Dym Products needed to go when I realized that what I wanted, now, was for human culture to embrace dematerialization. (Ha!) Making things, or even working with what exists already, under the guise of a corporation—or as myself—doesn't answer, feels distracting, not a useful means to think through something or convey thought.





A couple of the "business units," Dym | california textiles and Logo Removal Service, function more or less as businesses, have their own websites, and a bit of visibility on their own terms. (They both include products, services, and performance.) A third division, SubOptimal Systems, Products, Processes, loosely categorized as the Research & Development unit, was never especially public. It mostly involved me scratching my head, as I still do, at the way our economy requires us to extract, make, buy, get ride of so much material stuff. (SubOptimal Systems is part of "Use It All Up.") There's a terrific Philip K. Dick story, Autofac that anticipates this. (Read about Autofac and our current reality here—what google offered me when I looked for the story title.)

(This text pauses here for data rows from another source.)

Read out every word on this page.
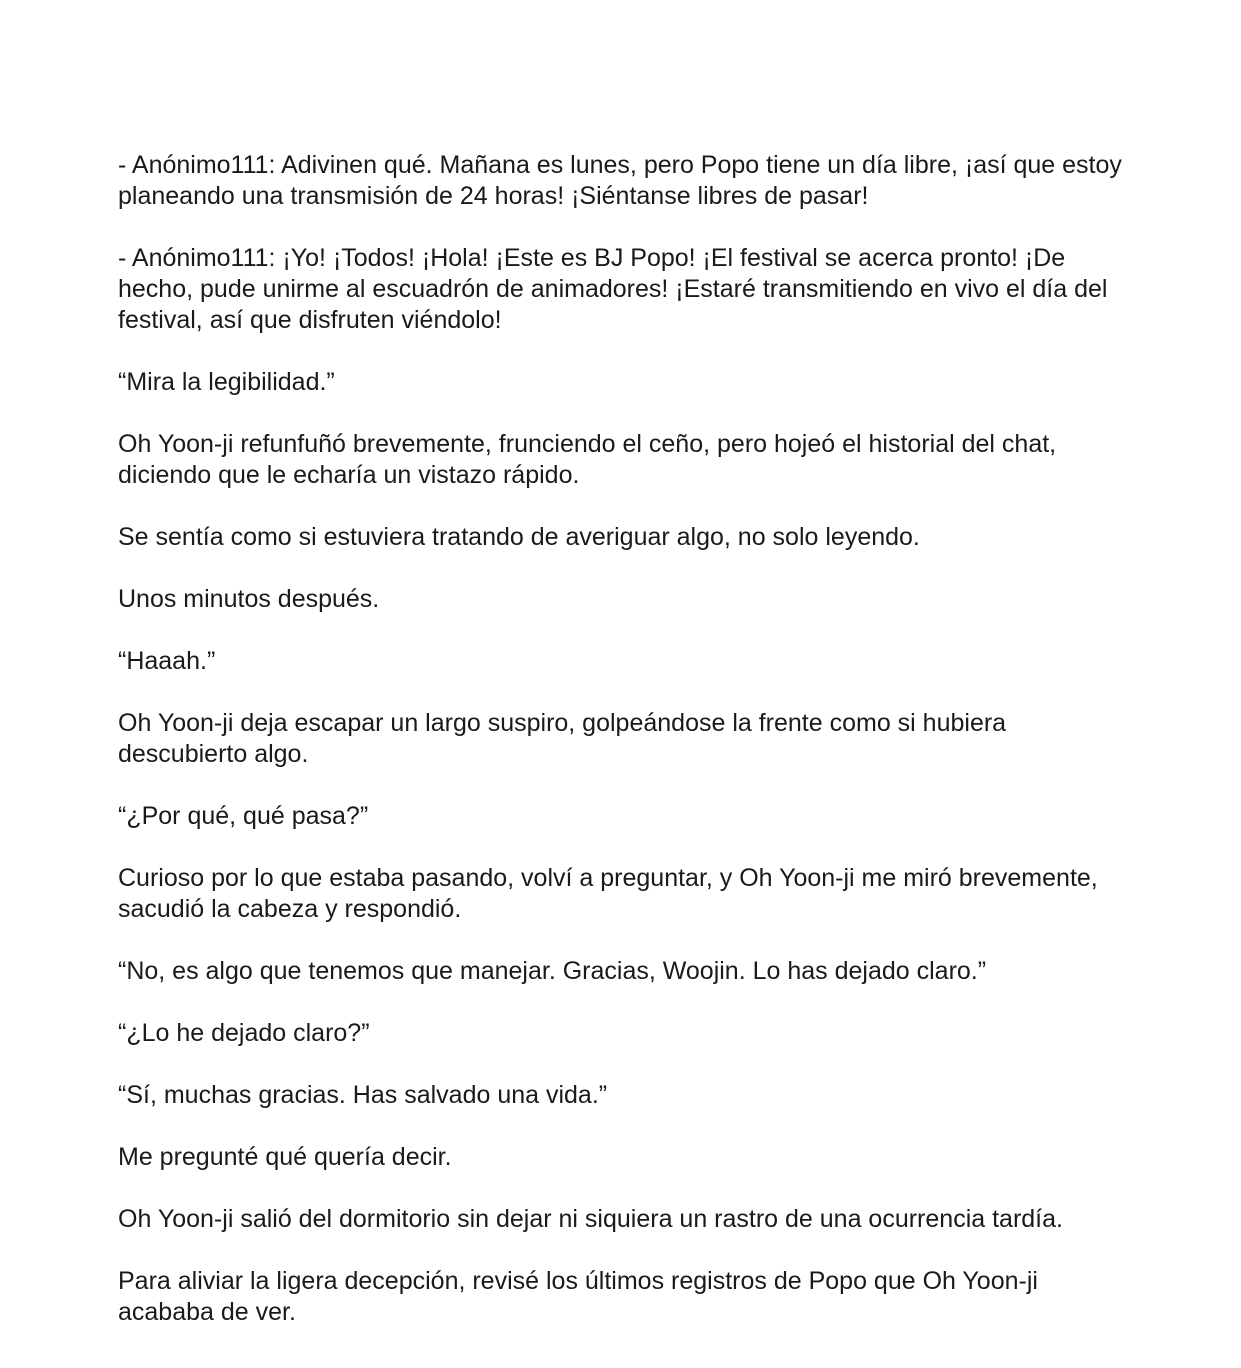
- Anónimo111: Adivinen qué. Mañana es lunes, pero Popo tiene un día libre, ¡así que estoy planeando una transmisión de 24 horas! ¡Siéntanse libres de pasar!

- Anónimo111: ¡Yo! ¡Todos! ¡Hola! ¡Este es BJ Popo! ¡El festival se acerca pronto! ¡De hecho, pude unirme al escuadrón de animadores! ¡Estaré transmitiendo en vivo el día del festival, así que disfruten viéndolo!

“Mira la legibilidad.”

Oh Yoon-ji refunfuñó brevemente, frunciendo el ceño, pero hojeó el historial del chat, diciendo que le echaría un vistazo rápido.

Se sentía como si estuviera tratando de averiguar algo, no solo leyendo.

Unos minutos después.

“Haaah.”

Oh Yoon-ji deja escapar un largo suspiro, golpeándose la frente como si hubiera descubierto algo.

“¿Por qué, qué pasa?”

Curioso por lo que estaba pasando, volví a preguntar, y Oh Yoon-ji me miró brevemente, sacudió la cabeza y respondió.

“No, es algo que tenemos que manejar. Gracias, Woojin. Lo has dejado claro.”

“¿Lo he dejado claro?”

“Sí, muchas gracias. Has salvado una vida.”

Me pregunté qué quería decir.

Oh Yoon-ji salió del dormitorio sin dejar ni siquiera un rastro de una ocurrencia tardía.

Para aliviar la ligera decepción, revisé los últimos registros de Popo que Oh Yoon-ji acababa de ver.
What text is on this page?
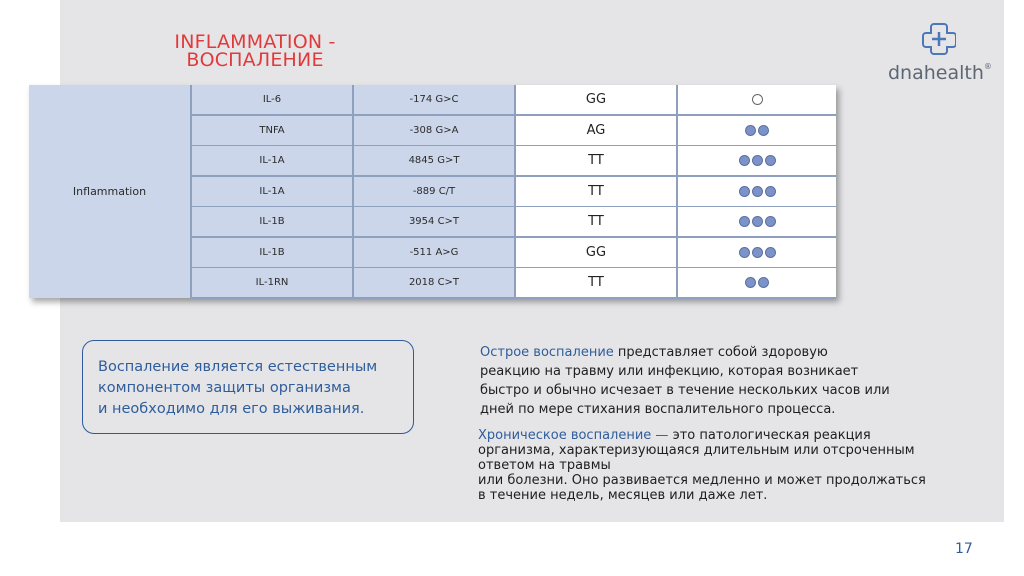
INFLAMMATION - ВОСПАЛЕНИЕ
dnahealth®
Inflammation
IL-6	-174 G>C	GG
TNFA	-308 G>A	AG
IL-1A	4845 G>T	TT
IL-1A	-889 C/T	TT
IL-1B	3954 C>T	TT
IL-1B	-511 A>G	GG
IL-1RN	2018 C>T	TT
Воспаление является естественным
компонентом защиты организма
и необходимо для его выживания.
Острое воспаление представляет собой здоровую
реакцию на травму или инфекцию, которая возникает
быстро и обычно исчезает в течение нескольких часов или
дней по мере стихания воспалительного процесса.
Хроническое воспаление — это патологическая реакция
организма, характеризующаяся длительным или отсроченным
ответом на травмы
или болезни. Оно развивается медленно и может продолжаться
в течение недель, месяцев или даже лет.
17
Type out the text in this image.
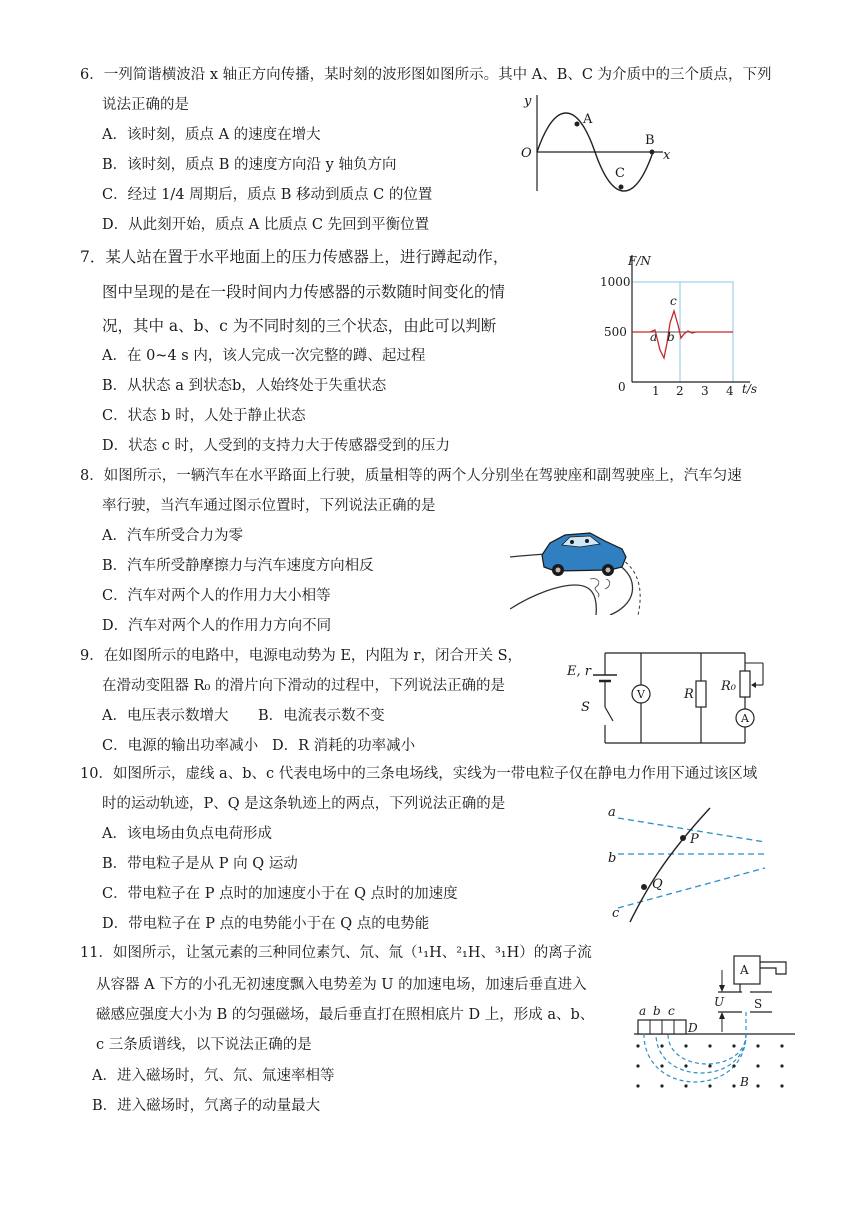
6．一列简谐横波沿 x 轴正方向传播，某时刻的波形图如图所示。其中 A、B、C 为介质中的三个质点，下列
说法正确的是
A．该时刻，质点 A 的速度在增大
B．该时刻，质点 B 的速度方向沿 y 轴负方向
C．经过 1/4 周期后，质点 B 移动到质点 C 的位置
D．从此刻开始，质点 A 比质点 C 先回到平衡位置
y
x
O
A
B
C
7．某人站在置于水平地面上的压力传感器上，进行蹲起动作，
图中呈现的是在一段时间内力传感器的示数随时间变化的情
况，其中 a、b、c 为不同时刻的三个状态，由此可以判断
A．在 0~4 s 内，该人完成一次完整的蹲、起过程
B．从状态 a 到状态b，人始终处于失重状态
C．状态 b 时，人处于静止状态
D．状态 c 时，人受到的支持力大于传感器受到的压力
F/N
t/s
0
1000
500
1 2 3 4
a b
c
8．如图所示，一辆汽车在水平路面上行驶，质量相等的两个人分别坐在驾驶座和副驾驶座上，汽车匀速
率行驶，当汽车通过图示位置时，下列说法正确的是
A．汽车所受合力为零
B．汽车所受静摩擦力与汽车速度方向相反
C．汽车对两个人的作用力大小相等
D．汽车对两个人的作用力方向不同
9．在如图所示的电路中，电源电动势为 E，内阻为 r，闭合开关 S，
在滑动变阻器 R₀ 的滑片向下滑动的过程中，下列说法正确的是
A．电压表示数增大 B．电流表示数不变
C．电源的输出功率减小 D．R 消耗的功率减小
E, r
S
V	R
R₀
A
10．如图所示，虚线 a、b、c 代表电场中的三条电场线，实线为一带电粒子仅在静电力作用下通过该区域
时的运动轨迹，P、Q 是这条轨迹上的两点，下列说法正确的是
A．该电场由负点电荷形成
B．带电粒子是从 P 向 Q 运动
C．带电粒子在 P 点时的加速度小于在 Q 点时的加速度
D．带电粒子在 P 点的电势能小于在 Q 点的电势能
a
b
c
P
Q
11．如图所示，让氢元素的三种同位素氕、氘、氚（¹₁H、²₁H、³₁H）的离子流
从容器 A 下方的小孔无初速度飘入电势差为 U 的加速电场，加速后垂直进入
磁感应强度大小为 B 的匀强磁场，最后垂直打在照相底片 D 上，形成 a、b、
c 三条质谱线，以下说法正确的是
A．进入磁场时，氕、氘、氚速率相等
B．进入磁场时，氕离子的动量最大
A
S
U
a b c
D
B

Dym Products 2012-18   //   Dym Products, 2006-11   //   Dym Products, 2002-6


With Logo Removal Service and SubOptimal Products, I repaired things, patched holes. The sewing, obsessively excessive, along with the optically vibrating fabric color choices inserted drawing, or non-paint painting, into conceptual projects. (All good painting is conceptual art.) Logo Removal depends on the combined specificity and arbitrariness in the strange shapes that evolved under my hands (i.e., subconscious-sewing-acts attention). Without these weird abstractions and challenging color combinations—related, perhaps, to paintings by Forest Bess or Marsden Hartley—the removals would have been "merely" utilitarian. With sewing and mending in lieu of pigment and canvas, this project visits feminist territory, while also questioning, however quixotically, capitalism's requirement to make vast quantities of identical cheap stuff.

A smaller, final division of Dym Products, Inc. included responding in pictures and writing—in collaboration with writer


Tom Clyde—to discoveries out in the world that caught my attention, mostly art, but also poetry and design.


Unused speculative hangtag (explanation below) 2016

Hangtag for fictional bag.  // While earnestly creating products for craft marketplaces, I sometimes crafted anti-social hangtags to go with them—hangtags I wasn't brave enough to put on the products. Even micro-batches and one-offs are unneeded in a world with enough manufactured goods to last for multiple future generations. In early 2018, H&M alone had, they said, multiple billion tons of unsold (unsellable) clothing. We keep making things though. And loving the new and shiny.